Tu sais autant que les autres blogueurs que nous ne pouvons pas être manipulés comme les jeunes qui soutiennent aveuglément l'un ou l'autre camp en échange de quelques billets de banque, sans se soucier de l'intérêt de la Nation. 

Mamadou Aliou Balde pense qu'une des raisons de ce manque d'engagement peut être imputé aux difficultés des Guinéens à maitriser la langue française :  

Félicitation Mr Sow. Je suis un des vos lecteurs assidus. Sans démagogie ,j'ai un grand respect pour votre plume [..]  J'ai commencé à pratiquer la langue de Molière qu'à l'age de 14 ans. Je sais combien, des fois, écrire et parler français est difficile pour les jeunes guinéens. Je pratique l'école guinéenne depuis plus de 20 ans en tant que promoteur d'école et enseignant.
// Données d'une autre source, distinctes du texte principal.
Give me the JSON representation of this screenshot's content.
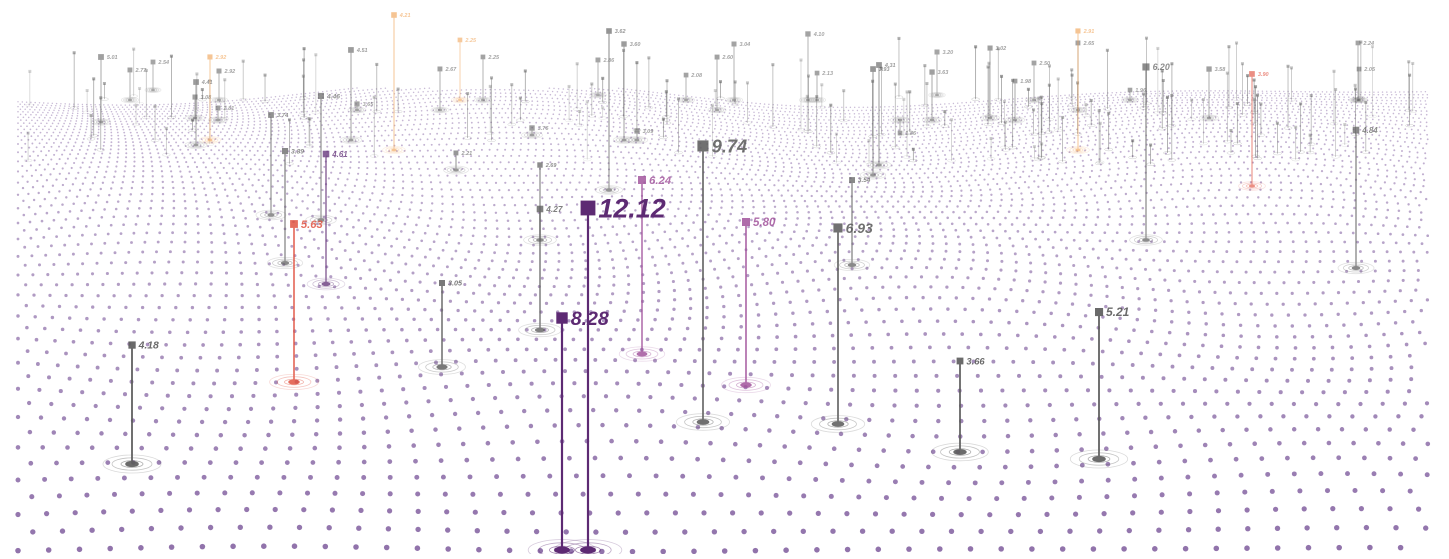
{
  "colors": {
    "dots": "#8a6aa6",
    "default": "#5c5c5c",
    "purple_strong": "#5d2a73",
    "purple_light": "#a0509a",
    "red": "#e0503e",
    "orange": "#f0a050",
    "background": "#ffffff"
  },
  "chart_data": {
    "type": "scatter",
    "title": "",
    "xlabel": "",
    "ylabel": "",
    "points": [
      {
        "value": 12.12,
        "tone": "purple_strong"
      },
      {
        "value": 9.74,
        "tone": "default"
      },
      {
        "value": 8.28,
        "tone": "purple_strong"
      },
      {
        "value": 6.93,
        "tone": "default"
      },
      {
        "value": 6.24,
        "tone": "purple_light"
      },
      {
        "value": 6.2,
        "tone": "default"
      },
      {
        "value": 5.8,
        "tone": "purple_light"
      },
      {
        "value": 5.63,
        "tone": "red"
      },
      {
        "value": 5.21,
        "tone": "default"
      },
      {
        "value": 5.01,
        "tone": "default"
      },
      {
        "value": 4.84,
        "tone": "default"
      },
      {
        "value": 4.61,
        "tone": "purple_strong"
      },
      {
        "value": 4.51,
        "tone": "default"
      },
      {
        "value": 4.46,
        "tone": "default"
      },
      {
        "value": 4.41,
        "tone": "default"
      },
      {
        "value": 4.31,
        "tone": "default"
      },
      {
        "value": 4.27,
        "tone": "default"
      },
      {
        "value": 4.21,
        "tone": "orange"
      },
      {
        "value": 4.18,
        "tone": "default"
      },
      {
        "value": 4.1,
        "tone": "default"
      },
      {
        "value": 3.93,
        "tone": "default"
      },
      {
        "value": 3.9,
        "tone": "red"
      },
      {
        "value": 3.89,
        "tone": "default"
      },
      {
        "value": 3.76,
        "tone": "default"
      },
      {
        "value": 3.74,
        "tone": "default"
      },
      {
        "value": 3.66,
        "tone": "default"
      },
      {
        "value": 3.65,
        "tone": "default"
      },
      {
        "value": 3.63,
        "tone": "default"
      },
      {
        "value": 3.62,
        "tone": "default"
      },
      {
        "value": 3.6,
        "tone": "default"
      },
      {
        "value": 3.58,
        "tone": "default"
      },
      {
        "value": 3.54,
        "tone": "default"
      },
      {
        "value": 3.2,
        "tone": "default"
      },
      {
        "value": 3.09,
        "tone": "default"
      },
      {
        "value": 3.08,
        "tone": "default"
      },
      {
        "value": 3.05,
        "tone": "default"
      },
      {
        "value": 3.04,
        "tone": "default"
      },
      {
        "value": 3.02,
        "tone": "default"
      },
      {
        "value": 2.92,
        "tone": "default"
      },
      {
        "value": 2.92,
        "tone": "orange"
      },
      {
        "value": 2.91,
        "tone": "orange"
      },
      {
        "value": 2.86,
        "tone": "default"
      },
      {
        "value": 2.81,
        "tone": "default"
      },
      {
        "value": 2.77,
        "tone": "default"
      },
      {
        "value": 2.69,
        "tone": "default"
      },
      {
        "value": 2.67,
        "tone": "default"
      },
      {
        "value": 2.65,
        "tone": "default"
      },
      {
        "value": 2.6,
        "tone": "default"
      },
      {
        "value": 2.54,
        "tone": "default"
      },
      {
        "value": 2.5,
        "tone": "default"
      },
      {
        "value": 2.25,
        "tone": "default"
      },
      {
        "value": 2.25,
        "tone": "orange"
      },
      {
        "value": 2.24,
        "tone": "default"
      },
      {
        "value": 2.21,
        "tone": "default"
      },
      {
        "value": 2.13,
        "tone": "default"
      },
      {
        "value": 2.08,
        "tone": "default"
      },
      {
        "value": 2.05,
        "tone": "default"
      },
      {
        "value": 1.98,
        "tone": "default"
      },
      {
        "value": 1.96,
        "tone": "default"
      },
      {
        "value": 1.86,
        "tone": "default"
      }
    ]
  }
}
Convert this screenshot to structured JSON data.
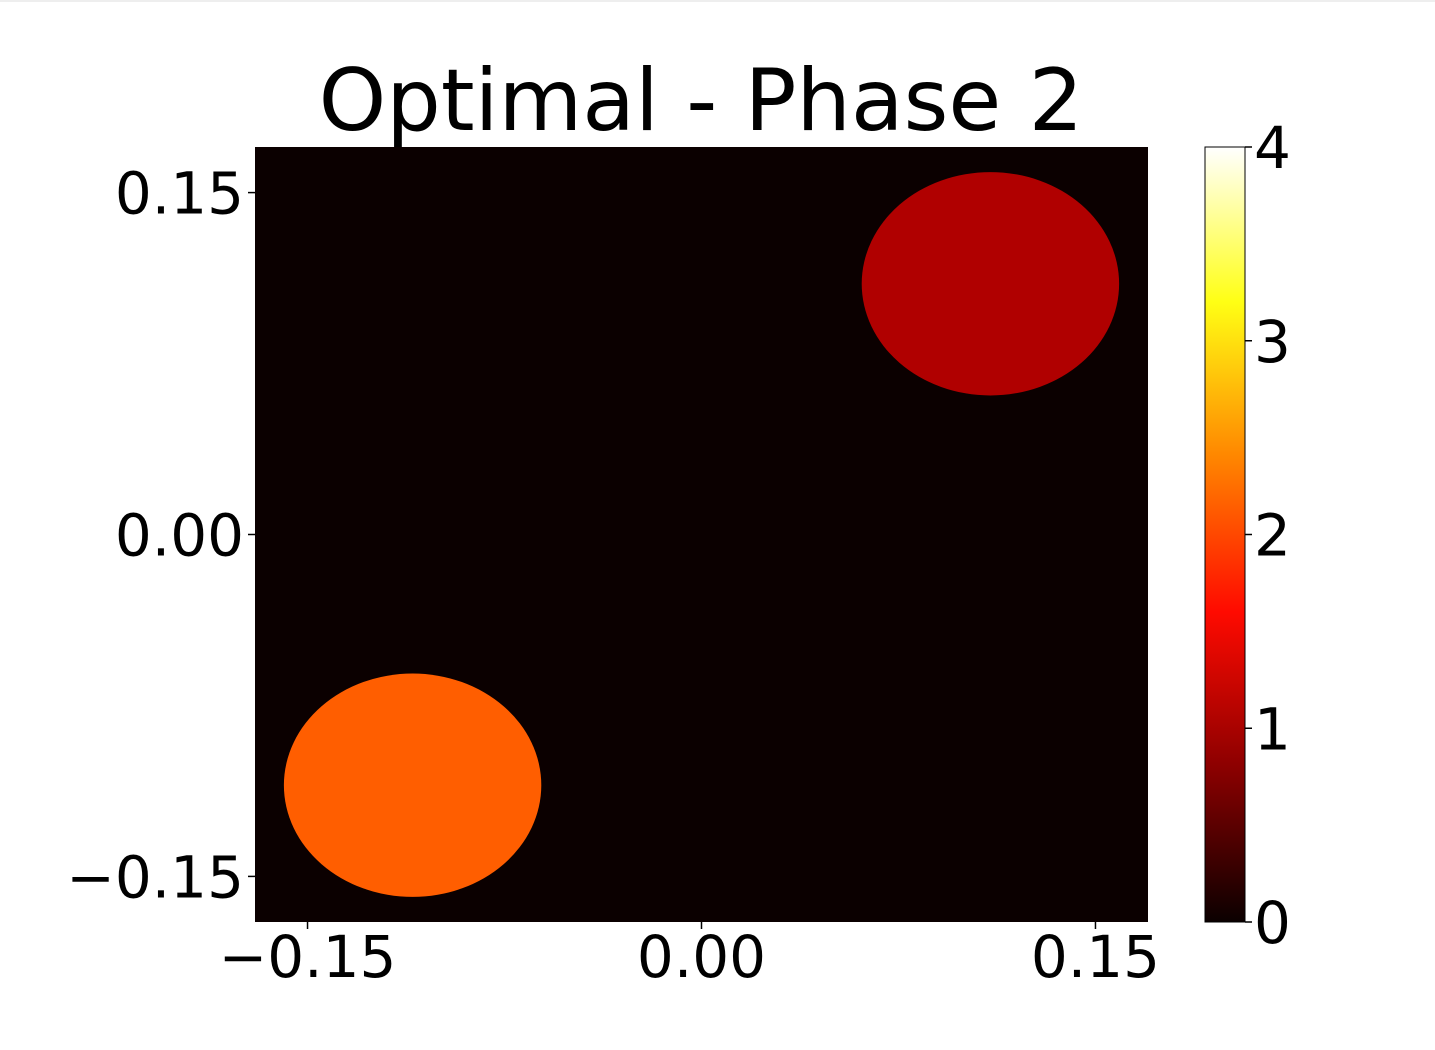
{
  "chart_data": {
    "type": "heatmap",
    "title": "Optimal - Phase 2",
    "xlabel": "",
    "ylabel": "",
    "xlim": [
      -0.17,
      0.17
    ],
    "ylim": [
      -0.17,
      0.17
    ],
    "x_ticks": [
      -0.15,
      0.0,
      0.15
    ],
    "y_ticks": [
      -0.15,
      0.0,
      0.15
    ],
    "x_tick_labels": [
      "−0.15",
      "0.00",
      "0.15"
    ],
    "y_tick_labels": [
      "−0.15",
      "0.00",
      "0.15"
    ],
    "background_value": 0,
    "colormap": "hot",
    "colorbar": {
      "min": 0,
      "max": 4,
      "ticks": [
        0,
        1,
        2,
        3,
        4
      ],
      "tick_labels": [
        "0",
        "1",
        "2",
        "3",
        "4"
      ],
      "stops": [
        "#0b0000",
        "#8c0000",
        "#ff0a00",
        "#ff8600",
        "#ffff14",
        "#ffffff"
      ]
    },
    "regions": [
      {
        "shape": "disk",
        "center": [
          0.11,
          0.11
        ],
        "radius": 0.049,
        "value": 1,
        "color": "#b00000"
      },
      {
        "shape": "disk",
        "center": [
          -0.11,
          -0.11
        ],
        "radius": 0.049,
        "value": 2.2,
        "color": "#ff5e00"
      }
    ],
    "grid": false
  },
  "colors": {
    "background": "#0b0000"
  }
}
Je sais combien, des fois, notre éducation est au rabais. Intéresser les jeunes guinéens à l'écriture est un vrai parcours de combattant. 

Ce débat résume bien les nombreux handicaps de la blogosphère guinéenne. Ils manquent de préparation en français, la langue de communication qu'ils utilisent le plus régulièrement dans l'écrit. Ils agissent individuellement dans un environnement pauvre où ils doivent relever chaque jour de nombreux défis dont l'accès régulier aux services de base dont Internet.